The school probably never exceeded 25 students and never had a pump. A spring behind the school provided drinking water; it would take two boys to get a full bucket up the steep hill. Often the boys had to tote extra water and everybody would pitch in to scrub the floor. The public health officer told Mrs. Berryman that it was one of the cleanest schools in the county.

Ed Pruett taught the last two years of school at Smith, 1948-50. During muddy times, he drove a Moline tractor with a hand clutch. In July 1950, Supt. Ira Powers sent Mrs. Valeda Bush Wilson to keep the school open for the eight days necessary to legally close it. The Carroll County bus driven by Bob Vassal picked up the students and bussed them to Lavinia. The community had lost their school, but they did get their dirt road graveled. Today the road, which still winds up, down and around the hills and hollows, is blacktopped and the residents probably never give the forecast of rain a second thought.

Other Smith teachers include Gladys Gateley, Annie Wilson Taylor, Nelle Horn, Athel Milam, Lauren Walls, Lois Gilliam, Nell Jackson, Elvis Blankenship, Cooper Moody and Dovie Smith.

Please contact Brenda Fiddler if you have additional information about Smith. James Shackleford still wants to know who put the rifle shells in the stove.

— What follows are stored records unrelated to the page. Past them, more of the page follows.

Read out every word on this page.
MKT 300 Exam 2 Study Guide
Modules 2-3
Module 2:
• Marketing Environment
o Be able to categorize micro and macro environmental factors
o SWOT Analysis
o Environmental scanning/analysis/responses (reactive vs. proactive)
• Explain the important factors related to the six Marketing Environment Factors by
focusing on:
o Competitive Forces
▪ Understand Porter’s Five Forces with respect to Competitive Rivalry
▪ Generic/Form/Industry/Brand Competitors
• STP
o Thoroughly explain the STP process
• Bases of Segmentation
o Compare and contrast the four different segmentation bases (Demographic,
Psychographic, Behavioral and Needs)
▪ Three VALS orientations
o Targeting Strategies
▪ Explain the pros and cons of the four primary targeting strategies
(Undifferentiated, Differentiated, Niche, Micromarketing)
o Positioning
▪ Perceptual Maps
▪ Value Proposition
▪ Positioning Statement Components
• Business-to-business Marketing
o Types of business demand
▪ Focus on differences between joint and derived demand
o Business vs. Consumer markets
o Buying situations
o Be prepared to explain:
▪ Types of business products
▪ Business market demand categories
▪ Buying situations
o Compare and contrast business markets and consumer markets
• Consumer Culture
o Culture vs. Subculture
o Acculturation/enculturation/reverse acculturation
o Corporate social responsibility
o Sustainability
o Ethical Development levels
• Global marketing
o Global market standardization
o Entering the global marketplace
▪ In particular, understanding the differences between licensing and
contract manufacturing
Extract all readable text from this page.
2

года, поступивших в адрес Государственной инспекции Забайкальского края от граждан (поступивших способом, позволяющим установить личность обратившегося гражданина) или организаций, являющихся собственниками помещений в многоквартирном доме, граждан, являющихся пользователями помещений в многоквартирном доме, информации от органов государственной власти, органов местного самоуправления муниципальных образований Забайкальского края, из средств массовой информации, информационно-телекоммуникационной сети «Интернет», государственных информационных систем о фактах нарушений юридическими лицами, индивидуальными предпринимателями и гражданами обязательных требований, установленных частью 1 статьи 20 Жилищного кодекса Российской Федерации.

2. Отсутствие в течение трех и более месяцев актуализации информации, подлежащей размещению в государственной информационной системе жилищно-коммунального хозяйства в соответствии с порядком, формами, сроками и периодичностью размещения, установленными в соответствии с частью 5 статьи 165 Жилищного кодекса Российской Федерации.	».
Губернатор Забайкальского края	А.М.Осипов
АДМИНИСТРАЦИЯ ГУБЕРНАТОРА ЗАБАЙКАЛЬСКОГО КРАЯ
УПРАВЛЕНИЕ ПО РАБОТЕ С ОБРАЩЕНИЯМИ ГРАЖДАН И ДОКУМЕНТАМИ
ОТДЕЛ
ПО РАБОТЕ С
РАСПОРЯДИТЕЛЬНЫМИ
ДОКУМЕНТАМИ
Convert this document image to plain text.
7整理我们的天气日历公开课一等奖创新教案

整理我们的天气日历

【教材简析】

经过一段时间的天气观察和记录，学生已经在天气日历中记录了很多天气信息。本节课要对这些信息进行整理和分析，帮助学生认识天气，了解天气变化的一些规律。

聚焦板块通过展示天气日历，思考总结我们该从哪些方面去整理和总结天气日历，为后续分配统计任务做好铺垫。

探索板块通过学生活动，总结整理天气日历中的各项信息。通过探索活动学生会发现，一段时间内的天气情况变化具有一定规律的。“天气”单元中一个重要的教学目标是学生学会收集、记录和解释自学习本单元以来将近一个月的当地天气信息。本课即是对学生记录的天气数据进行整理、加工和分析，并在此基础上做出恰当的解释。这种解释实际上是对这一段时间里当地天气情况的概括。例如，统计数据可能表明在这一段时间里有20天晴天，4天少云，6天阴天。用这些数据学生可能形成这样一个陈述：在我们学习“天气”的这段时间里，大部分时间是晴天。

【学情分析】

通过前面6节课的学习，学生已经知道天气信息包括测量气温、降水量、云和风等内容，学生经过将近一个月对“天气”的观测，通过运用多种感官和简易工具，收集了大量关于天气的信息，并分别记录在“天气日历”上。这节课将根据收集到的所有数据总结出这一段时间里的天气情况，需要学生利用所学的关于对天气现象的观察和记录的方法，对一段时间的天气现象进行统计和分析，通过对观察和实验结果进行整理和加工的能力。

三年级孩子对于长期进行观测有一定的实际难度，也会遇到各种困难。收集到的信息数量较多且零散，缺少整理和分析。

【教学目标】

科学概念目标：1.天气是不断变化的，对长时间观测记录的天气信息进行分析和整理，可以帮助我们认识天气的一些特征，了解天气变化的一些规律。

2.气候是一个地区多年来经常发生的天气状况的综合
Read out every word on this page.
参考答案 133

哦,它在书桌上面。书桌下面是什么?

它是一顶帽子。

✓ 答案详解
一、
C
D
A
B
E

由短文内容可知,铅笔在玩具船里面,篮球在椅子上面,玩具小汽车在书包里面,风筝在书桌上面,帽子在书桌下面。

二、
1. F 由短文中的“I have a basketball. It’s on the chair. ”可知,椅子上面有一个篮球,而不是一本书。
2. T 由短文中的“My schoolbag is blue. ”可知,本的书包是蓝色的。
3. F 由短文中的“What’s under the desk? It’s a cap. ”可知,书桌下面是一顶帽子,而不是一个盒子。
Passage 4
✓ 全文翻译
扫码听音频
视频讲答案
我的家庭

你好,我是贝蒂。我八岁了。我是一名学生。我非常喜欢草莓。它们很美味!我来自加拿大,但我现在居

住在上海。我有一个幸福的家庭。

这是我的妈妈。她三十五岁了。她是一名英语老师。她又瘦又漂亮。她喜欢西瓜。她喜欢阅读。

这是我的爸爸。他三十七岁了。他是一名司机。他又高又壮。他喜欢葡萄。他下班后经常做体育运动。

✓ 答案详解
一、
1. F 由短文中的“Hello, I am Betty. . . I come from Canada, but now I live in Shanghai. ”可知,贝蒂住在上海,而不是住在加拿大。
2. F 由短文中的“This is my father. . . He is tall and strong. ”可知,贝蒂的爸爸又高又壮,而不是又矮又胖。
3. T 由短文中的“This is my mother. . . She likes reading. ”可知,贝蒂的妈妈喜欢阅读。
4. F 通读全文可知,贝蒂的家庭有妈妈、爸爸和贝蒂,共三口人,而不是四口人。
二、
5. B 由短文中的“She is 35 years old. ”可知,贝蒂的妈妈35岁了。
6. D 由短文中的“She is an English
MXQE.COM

Smith School students in the 1941-1942 school year were Orvie D. Smith, Joe Stanford,
Clovis Pitts, Ollie J. James, Sammy James, Irene Pitts, Mattie Smith, Audie Stanford,
Hazel Stanford, Marie Pitts, AZ. Stanford, Addie S. Smith, Joe Smith, Bobbie Stanford
and Elsie Stanford. Photo courtesy of Mrs. Virginia Houston.

Smith School pictures from 1932 with students (front, from left) Eugene Bibbs, Pauline
Stanford, Carrie James, Madeline Stanford, Ruth Vinson, (second row) Tom Stanford,
Mable Stanford, Obie James Leland Stanford, Earl Stanford, Willie Bibbs, (third row)
Virgle Stanford, Nina Stanford, Richard Pitts, Curtis Bibbs, Mamie Lee Stanford,
(back row) Odell Stanford, Charlie Stanford, Bonnie Summers, Hattie James and
Odom Stanford. Photo courtesy of Mrs. Mable Wood.